Whenever a new documentary once again peels back the layers of secrecy, shame and deception that were for decades a defining feature of life in Ireland, the biggest shock is that there is no shock. We all know that this is how things have always been done here: the truth quietly placed in a bottom drawer, terrible deeds waved through with a wink and a nudge. The faces change. The story is the same.

And so while the wrongdoings chronicled in RTÉ Investigates: Ireland’s Illegal Adoptions (RTÉ One, Wednesday, 9.35pm) are obviously heinous, the documentary ultimately lands with a predictable thud. Of course, religious institutions facilitated illegal adoptions. And yes, obviously, the State was complicit in what was essentially a child-laundering conspiracy on an industrial scale. Have the now grown-up victims received justice? What do you think?

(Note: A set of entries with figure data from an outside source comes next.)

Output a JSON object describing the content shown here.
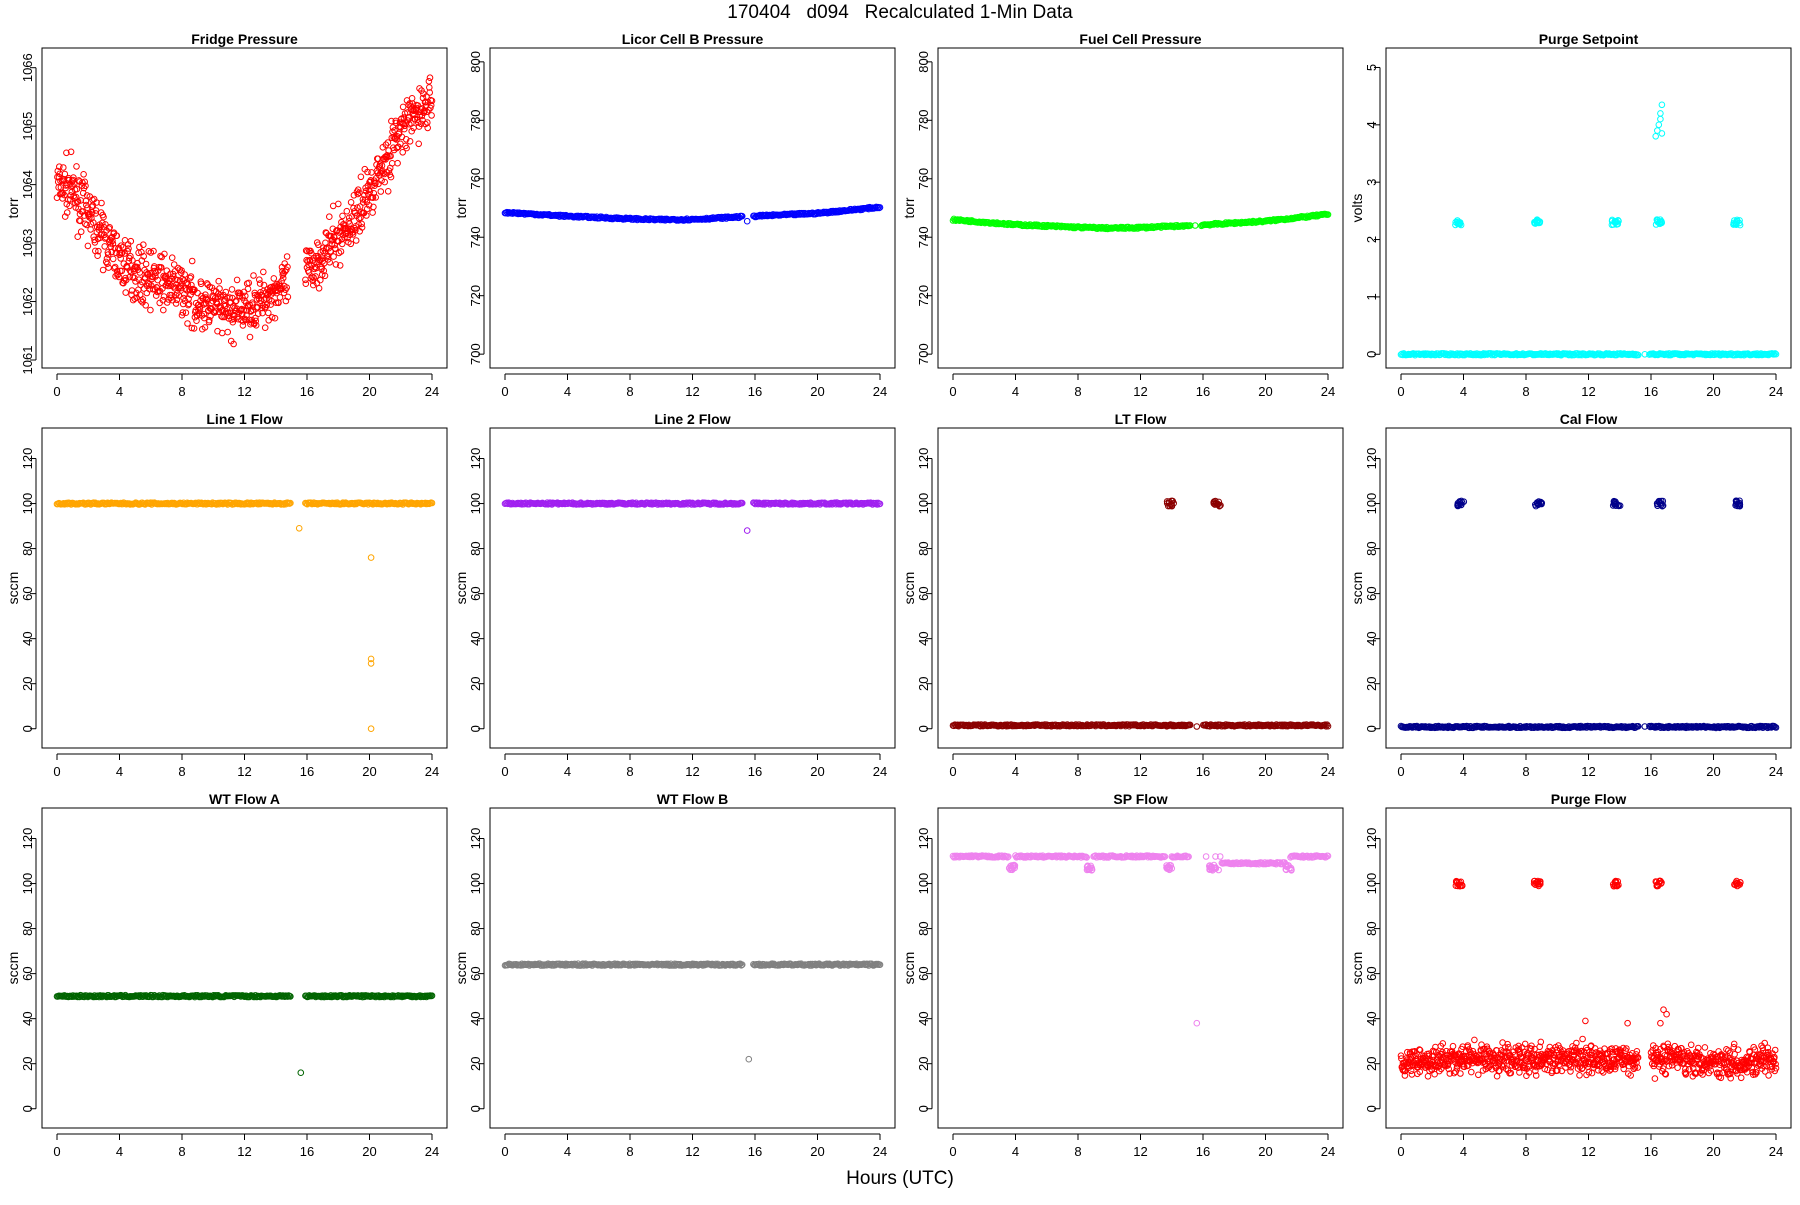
{
  "figure": {
    "title": "170404   d094   Recalculated 1-Min Data",
    "xlabel": "Hours (UTC)"
  },
  "chart_data": [
    {
      "type": "scatter",
      "title": "Fridge Pressure",
      "ylabel": "torr",
      "color": "#ff0000",
      "xlim": [
        0,
        24
      ],
      "xticks": [
        0,
        4,
        8,
        12,
        16,
        20,
        24
      ],
      "ylim": [
        1061,
        1066.2
      ],
      "yticks": [
        1061,
        1062,
        1063,
        1064,
        1065,
        1066
      ],
      "y_tick_labels": [
        "1061",
        "1062",
        "1063",
        "1064",
        "1065",
        "1066"
      ],
      "series": [
        {
          "style": "noisy-curve",
          "x": [
            0,
            1,
            2,
            3,
            4,
            5,
            6,
            7,
            8,
            9,
            10,
            11,
            12,
            13,
            14,
            15,
            16,
            17,
            18,
            19,
            20,
            21,
            22,
            23,
            24
          ],
          "y": [
            1064.0,
            1063.9,
            1063.5,
            1063.1,
            1062.7,
            1062.5,
            1062.4,
            1062.3,
            1062.2,
            1062.0,
            1061.9,
            1061.8,
            1061.9,
            1062.0,
            1062.2,
            1062.3,
            1062.5,
            1062.8,
            1063.1,
            1063.4,
            1063.9,
            1064.4,
            1064.9,
            1065.2,
            1065.4
          ],
          "noise": 0.35,
          "gaps": [
            [
              14.8,
              15.9
            ]
          ]
        }
      ]
    },
    {
      "type": "scatter",
      "title": "Licor Cell B Pressure",
      "ylabel": "torr",
      "color": "#0000ff",
      "xlim": [
        0,
        24
      ],
      "xticks": [
        0,
        4,
        8,
        12,
        16,
        20,
        24
      ],
      "ylim": [
        698,
        802
      ],
      "yticks": [
        700,
        720,
        740,
        760,
        780,
        800
      ],
      "y_tick_labels": [
        "700",
        "720",
        "740",
        "760",
        "780",
        "800"
      ],
      "series": [
        {
          "style": "band",
          "x": [
            0,
            4,
            8,
            10,
            12,
            15.2,
            15.9,
            20,
            24
          ],
          "y": [
            748.5,
            747.2,
            746.3,
            746.0,
            746.1,
            747.0,
            747.2,
            748.2,
            750.3
          ],
          "gaps": [
            [
              15.2,
              15.9
            ]
          ]
        }
      ],
      "outliers": [
        {
          "x": 15.5,
          "y": 745.5
        }
      ]
    },
    {
      "type": "scatter",
      "title": "Fuel Cell Pressure",
      "ylabel": "torr",
      "color": "#00ff00",
      "xlim": [
        0,
        24
      ],
      "xticks": [
        0,
        4,
        8,
        12,
        16,
        20,
        24
      ],
      "ylim": [
        698,
        802
      ],
      "yticks": [
        700,
        720,
        740,
        760,
        780,
        800
      ],
      "y_tick_labels": [
        "700",
        "720",
        "740",
        "760",
        "780",
        "800"
      ],
      "series": [
        {
          "style": "band",
          "x": [
            0,
            4,
            8,
            10,
            12,
            15.2,
            15.9,
            20,
            24
          ],
          "y": [
            746.0,
            744.3,
            743.4,
            743.1,
            743.3,
            744.0,
            744.2,
            745.5,
            747.8
          ],
          "gaps": [
            [
              15.2,
              15.9
            ]
          ]
        }
      ],
      "outliers": [
        {
          "x": 15.5,
          "y": 744.0
        }
      ]
    },
    {
      "type": "scatter",
      "title": "Purge Setpoint",
      "ylabel": "volts",
      "color": "#00ffff",
      "xlim": [
        0,
        24
      ],
      "xticks": [
        0,
        4,
        8,
        12,
        16,
        20,
        24
      ],
      "ylim": [
        -0.1,
        5.2
      ],
      "yticks": [
        0,
        1,
        2,
        3,
        4,
        5
      ],
      "y_tick_labels": [
        "0",
        "1",
        "2",
        "3",
        "4",
        "5"
      ],
      "series": [
        {
          "style": "band",
          "x": [
            0,
            24
          ],
          "y": [
            0,
            0
          ],
          "gaps": [
            [
              15.2,
              15.9
            ]
          ]
        }
      ],
      "clusters": [
        {
          "x": 3.7,
          "y": 2.3
        },
        {
          "x": 8.7,
          "y": 2.3
        },
        {
          "x": 13.7,
          "y": 2.3
        },
        {
          "x": 16.5,
          "y": 2.3
        },
        {
          "x": 21.5,
          "y": 2.3
        }
      ],
      "outliers": [
        {
          "x": 16.3,
          "y": 3.8
        },
        {
          "x": 16.4,
          "y": 3.9
        },
        {
          "x": 16.5,
          "y": 4.0
        },
        {
          "x": 16.6,
          "y": 4.1
        },
        {
          "x": 16.6,
          "y": 4.2
        },
        {
          "x": 16.7,
          "y": 4.35
        },
        {
          "x": 16.7,
          "y": 3.85
        },
        {
          "x": 15.6,
          "y": 0
        },
        {
          "x": 16.2,
          "y": 0
        }
      ]
    },
    {
      "type": "scatter",
      "title": "Line 1 Flow",
      "ylabel": "sccm",
      "color": "#ffa500",
      "xlim": [
        0,
        24
      ],
      "xticks": [
        0,
        4,
        8,
        12,
        16,
        20,
        24
      ],
      "ylim": [
        -5,
        130
      ],
      "yticks": [
        0,
        20,
        40,
        60,
        80,
        100,
        120
      ],
      "y_tick_labels": [
        "0",
        "20",
        "40",
        "60",
        "80",
        "100",
        "120"
      ],
      "series": [
        {
          "style": "band",
          "x": [
            0,
            24
          ],
          "y": [
            100,
            100
          ],
          "gaps": [
            [
              15.0,
              15.9
            ]
          ]
        }
      ],
      "outliers": [
        {
          "x": 15.5,
          "y": 89
        },
        {
          "x": 20.1,
          "y": 76
        },
        {
          "x": 20.1,
          "y": 31
        },
        {
          "x": 20.1,
          "y": 29
        },
        {
          "x": 20.1,
          "y": 0
        }
      ]
    },
    {
      "type": "scatter",
      "title": "Line 2 Flow",
      "ylabel": "sccm",
      "color": "#a020f0",
      "xlim": [
        0,
        24
      ],
      "xticks": [
        0,
        4,
        8,
        12,
        16,
        20,
        24
      ],
      "ylim": [
        -5,
        130
      ],
      "yticks": [
        0,
        20,
        40,
        60,
        80,
        100,
        120
      ],
      "y_tick_labels": [
        "0",
        "20",
        "40",
        "60",
        "80",
        "100",
        "120"
      ],
      "series": [
        {
          "style": "band",
          "x": [
            0,
            24
          ],
          "y": [
            100,
            100
          ],
          "gaps": [
            [
              15.2,
              15.9
            ]
          ]
        }
      ],
      "outliers": [
        {
          "x": 15.5,
          "y": 88
        }
      ]
    },
    {
      "type": "scatter",
      "title": "LT Flow",
      "ylabel": "sccm",
      "color": "#8b0000",
      "xlim": [
        0,
        24
      ],
      "xticks": [
        0,
        4,
        8,
        12,
        16,
        20,
        24
      ],
      "ylim": [
        -5,
        130
      ],
      "yticks": [
        0,
        20,
        40,
        60,
        80,
        100,
        120
      ],
      "y_tick_labels": [
        "0",
        "20",
        "40",
        "60",
        "80",
        "100",
        "120"
      ],
      "series": [
        {
          "style": "band",
          "x": [
            0,
            24
          ],
          "y": [
            1.5,
            1.5
          ],
          "gaps": [
            [
              15.2,
              16.0
            ]
          ]
        }
      ],
      "clusters": [
        {
          "x": 13.9,
          "y": 100
        },
        {
          "x": 16.9,
          "y": 100
        }
      ],
      "outliers": [
        {
          "x": 15.6,
          "y": 1
        }
      ]
    },
    {
      "type": "scatter",
      "title": "Cal Flow",
      "ylabel": "sccm",
      "color": "#00008b",
      "xlim": [
        0,
        24
      ],
      "xticks": [
        0,
        4,
        8,
        12,
        16,
        20,
        24
      ],
      "ylim": [
        -5,
        130
      ],
      "yticks": [
        0,
        20,
        40,
        60,
        80,
        100,
        120
      ],
      "y_tick_labels": [
        "0",
        "20",
        "40",
        "60",
        "80",
        "100",
        "120"
      ],
      "series": [
        {
          "style": "band",
          "x": [
            0,
            24
          ],
          "y": [
            0.8,
            0.8
          ],
          "gaps": [
            [
              15.2,
              15.9
            ]
          ]
        }
      ],
      "clusters": [
        {
          "x": 3.8,
          "y": 100
        },
        {
          "x": 8.8,
          "y": 100
        },
        {
          "x": 13.8,
          "y": 100
        },
        {
          "x": 16.6,
          "y": 100
        },
        {
          "x": 21.6,
          "y": 100
        }
      ],
      "outliers": [
        {
          "x": 15.6,
          "y": 1
        },
        {
          "x": 16.1,
          "y": 1
        }
      ]
    },
    {
      "type": "scatter",
      "title": "WT Flow A",
      "ylabel": "sccm",
      "color": "#006400",
      "xlim": [
        0,
        24
      ],
      "xticks": [
        0,
        4,
        8,
        12,
        16,
        20,
        24
      ],
      "ylim": [
        -5,
        130
      ],
      "yticks": [
        0,
        20,
        40,
        60,
        80,
        100,
        120
      ],
      "y_tick_labels": [
        "0",
        "20",
        "40",
        "60",
        "80",
        "100",
        "120"
      ],
      "series": [
        {
          "style": "band",
          "x": [
            0,
            24
          ],
          "y": [
            50,
            50
          ],
          "gaps": [
            [
              15.0,
              15.9
            ]
          ]
        }
      ],
      "outliers": [
        {
          "x": 15.6,
          "y": 16
        }
      ]
    },
    {
      "type": "scatter",
      "title": "WT Flow B",
      "ylabel": "sccm",
      "color": "#808080",
      "xlim": [
        0,
        24
      ],
      "xticks": [
        0,
        4,
        8,
        12,
        16,
        20,
        24
      ],
      "ylim": [
        -5,
        130
      ],
      "yticks": [
        0,
        20,
        40,
        60,
        80,
        100,
        120
      ],
      "y_tick_labels": [
        "0",
        "20",
        "40",
        "60",
        "80",
        "100",
        "120"
      ],
      "series": [
        {
          "style": "band",
          "x": [
            0,
            24
          ],
          "y": [
            64,
            64
          ],
          "gaps": [
            [
              15.2,
              15.9
            ]
          ]
        }
      ],
      "outliers": [
        {
          "x": 15.6,
          "y": 22
        }
      ]
    },
    {
      "type": "scatter",
      "title": "SP Flow",
      "ylabel": "sccm",
      "color": "#ee82ee",
      "xlim": [
        0,
        24
      ],
      "xticks": [
        0,
        4,
        8,
        12,
        16,
        20,
        24
      ],
      "ylim": [
        -5,
        130
      ],
      "yticks": [
        0,
        20,
        40,
        60,
        80,
        100,
        120
      ],
      "y_tick_labels": [
        "0",
        "20",
        "40",
        "60",
        "80",
        "100",
        "120"
      ],
      "series": [
        {
          "style": "band",
          "x": [
            0,
            3.6
          ],
          "y": [
            112,
            112
          ]
        },
        {
          "style": "band",
          "x": [
            4.0,
            8.6
          ],
          "y": [
            112,
            112
          ]
        },
        {
          "style": "band",
          "x": [
            9.0,
            13.6
          ],
          "y": [
            112,
            112
          ]
        },
        {
          "style": "band",
          "x": [
            14.0,
            15.1
          ],
          "y": [
            112,
            112
          ]
        },
        {
          "style": "band",
          "x": [
            17.2,
            21.3
          ],
          "y": [
            109,
            109
          ]
        },
        {
          "style": "band",
          "x": [
            21.6,
            24
          ],
          "y": [
            112,
            112
          ]
        }
      ],
      "clusters": [
        {
          "x": 3.8,
          "y": 107
        },
        {
          "x": 8.8,
          "y": 107
        },
        {
          "x": 13.8,
          "y": 107
        },
        {
          "x": 16.6,
          "y": 107
        },
        {
          "x": 21.5,
          "y": 107
        }
      ],
      "outliers": [
        {
          "x": 15.6,
          "y": 38
        },
        {
          "x": 16.2,
          "y": 112
        },
        {
          "x": 16.8,
          "y": 112
        },
        {
          "x": 17.0,
          "y": 106
        },
        {
          "x": 17.1,
          "y": 112
        }
      ]
    },
    {
      "type": "scatter",
      "title": "Purge Flow",
      "ylabel": "sccm",
      "color": "#ff0000",
      "xlim": [
        0,
        24
      ],
      "xticks": [
        0,
        4,
        8,
        12,
        16,
        20,
        24
      ],
      "ylim": [
        -5,
        130
      ],
      "yticks": [
        0,
        20,
        40,
        60,
        80,
        100,
        120
      ],
      "y_tick_labels": [
        "0",
        "20",
        "40",
        "60",
        "80",
        "100",
        "120"
      ],
      "series": [
        {
          "style": "noisy-curve",
          "x": [
            0,
            4,
            8,
            12,
            15,
            16,
            17,
            20,
            24
          ],
          "y": [
            21,
            22,
            22,
            22,
            22,
            22,
            23,
            21,
            21
          ],
          "noise": 5,
          "gaps": [
            [
              15.2,
              16.0
            ]
          ]
        }
      ],
      "clusters": [
        {
          "x": 3.7,
          "y": 100
        },
        {
          "x": 8.7,
          "y": 100
        },
        {
          "x": 13.7,
          "y": 100
        },
        {
          "x": 16.5,
          "y": 100
        },
        {
          "x": 21.5,
          "y": 100
        }
      ],
      "outliers": [
        {
          "x": 16.8,
          "y": 44
        },
        {
          "x": 17.0,
          "y": 42
        },
        {
          "x": 16.6,
          "y": 38
        },
        {
          "x": 11.8,
          "y": 39
        },
        {
          "x": 14.5,
          "y": 38
        }
      ]
    }
  ]
}
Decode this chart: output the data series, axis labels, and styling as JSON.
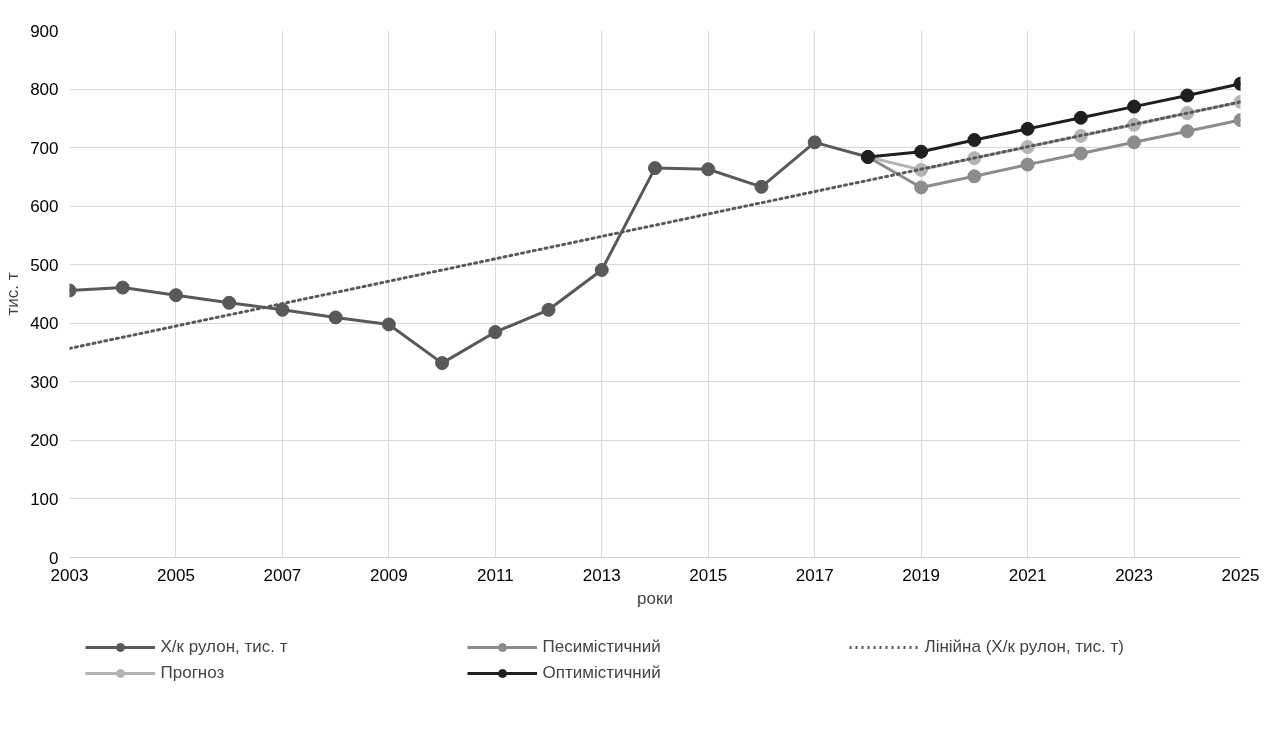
{
  "chart_data": {
    "type": "line",
    "xlabel": "роки",
    "ylabel": "тис. т",
    "xlim": [
      2003,
      2025
    ],
    "xticks": [
      2003,
      2005,
      2007,
      2009,
      2011,
      2013,
      2015,
      2017,
      2019,
      2021,
      2023,
      2025
    ],
    "ylim": [
      0,
      900
    ],
    "yticks": [
      0,
      100,
      200,
      300,
      400,
      500,
      600,
      700,
      800,
      900
    ],
    "grid": true,
    "legend": "bottom",
    "marker": "circle",
    "line_style": "solid",
    "series": [
      {
        "name": "Х/к рулон, тис. т",
        "color": "#595959",
        "x": [
          2003,
          2004,
          2005,
          2006,
          2007,
          2008,
          2009,
          2010,
          2011,
          2012,
          2013,
          2014,
          2015,
          2016,
          2017,
          2018
        ],
        "values": [
          456,
          461,
          448,
          435,
          423,
          410,
          398,
          332,
          385,
          423,
          491,
          665,
          663,
          633,
          709,
          684
        ]
      },
      {
        "name": "Прогноз",
        "color": "#b4b4b4",
        "x": [
          2018,
          2019,
          2020,
          2021,
          2022,
          2023,
          2024,
          2025
        ],
        "values": [
          684,
          662,
          682,
          701,
          720,
          739,
          759,
          778
        ]
      },
      {
        "name": "Песимістичний",
        "color": "#8c8c8c",
        "x": [
          2018,
          2019,
          2020,
          2021,
          2022,
          2023,
          2024,
          2025
        ],
        "values": [
          684,
          632,
          651,
          671,
          690,
          709,
          728,
          747
        ]
      },
      {
        "name": "Оптимістичний",
        "color": "#1f1f1f",
        "x": [
          2018,
          2019,
          2020,
          2021,
          2022,
          2023,
          2024,
          2025
        ],
        "values": [
          684,
          693,
          713,
          732,
          751,
          770,
          789,
          809
        ]
      },
      {
        "name": "Лінійна (Х/к рулон, тис. т)",
        "color": "#595959",
        "x": [
          2003,
          2025
        ],
        "values": [
          357,
          778
        ],
        "marker": "none",
        "line_style": "dotted"
      }
    ]
  }
}
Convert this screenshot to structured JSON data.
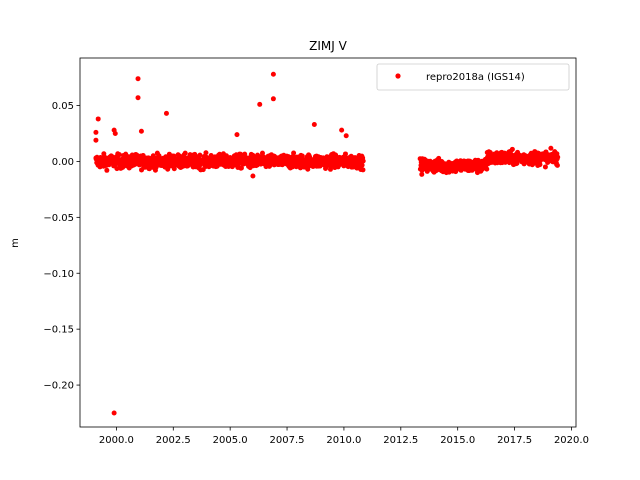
{
  "chart_data": {
    "type": "scatter",
    "title": "ZIMJ V",
    "xlabel": "",
    "ylabel": "m",
    "xlim": [
      1998.4,
      2020.2
    ],
    "ylim": [
      -0.2375,
      0.0925
    ],
    "xticks": [
      2000.0,
      2002.5,
      2005.0,
      2007.5,
      2010.0,
      2012.5,
      2015.0,
      2017.5,
      2020.0
    ],
    "xtick_labels": [
      "2000.0",
      "2002.5",
      "2005.0",
      "2007.5",
      "2010.0",
      "2012.5",
      "2015.0",
      "2017.5",
      "2020.0"
    ],
    "yticks": [
      0.05,
      0.0,
      -0.05,
      -0.1,
      -0.15,
      -0.2
    ],
    "ytick_labels": [
      "0.05",
      "0.00",
      "−0.05",
      "−0.10",
      "−0.15",
      "−0.20"
    ],
    "grid": false,
    "legend_position": "top-right",
    "series": [
      {
        "name": "repro2018a (IGS14)",
        "color": "#ff0000",
        "marker": "circle",
        "segments": [
          {
            "x_start": 1999.1,
            "x_end": 2010.85,
            "center": 0.0,
            "spread": 0.005
          },
          {
            "x_start": 2013.35,
            "x_end": 2016.3,
            "center": -0.004,
            "spread": 0.005
          },
          {
            "x_start": 2016.3,
            "x_end": 2019.4,
            "center": 0.003,
            "spread": 0.005
          }
        ],
        "outliers": [
          {
            "x": 1999.9,
            "y": -0.225
          },
          {
            "x": 1999.2,
            "y": 0.038
          },
          {
            "x": 1999.1,
            "y": 0.026
          },
          {
            "x": 1999.1,
            "y": 0.019
          },
          {
            "x": 1999.9,
            "y": 0.028
          },
          {
            "x": 1999.95,
            "y": 0.025
          },
          {
            "x": 2000.95,
            "y": 0.074
          },
          {
            "x": 2000.95,
            "y": 0.057
          },
          {
            "x": 2001.1,
            "y": 0.027
          },
          {
            "x": 2002.2,
            "y": 0.043
          },
          {
            "x": 2005.3,
            "y": 0.024
          },
          {
            "x": 2006.3,
            "y": 0.051
          },
          {
            "x": 2006.9,
            "y": 0.078
          },
          {
            "x": 2006.9,
            "y": 0.056
          },
          {
            "x": 2008.7,
            "y": 0.033
          },
          {
            "x": 2009.9,
            "y": 0.028
          },
          {
            "x": 2010.1,
            "y": 0.023
          },
          {
            "x": 2006.0,
            "y": -0.013
          }
        ]
      }
    ]
  }
}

The sheer scale of the scandal documented in Aoife Hegarty’s report is hard to take in over the span of a single sitting. Indeed, if this otherwise peerless film has a flaw, it is that it might have been better served by airing in instalments.

I’ve seen dogs that were purchased and the people selling the dogs being more concerned about how the dog was doing than the nuns were

There’s just too much. One case that stands out is that of Mary Dolan, who describes receiving sensitive information relating to her illegal adoption from a Tusla social worker in a hotel lobby. (In a statement, Tusla said it would “engage with” and “apologise to” the “small number” of people who received news about their birth parents in inappropriate settings.) Later she was told she had a birth sibling, living in the United States. They met over the internet and bonded. A DNA test subsequently revealed the initial information had been incorrect: they were not related at all.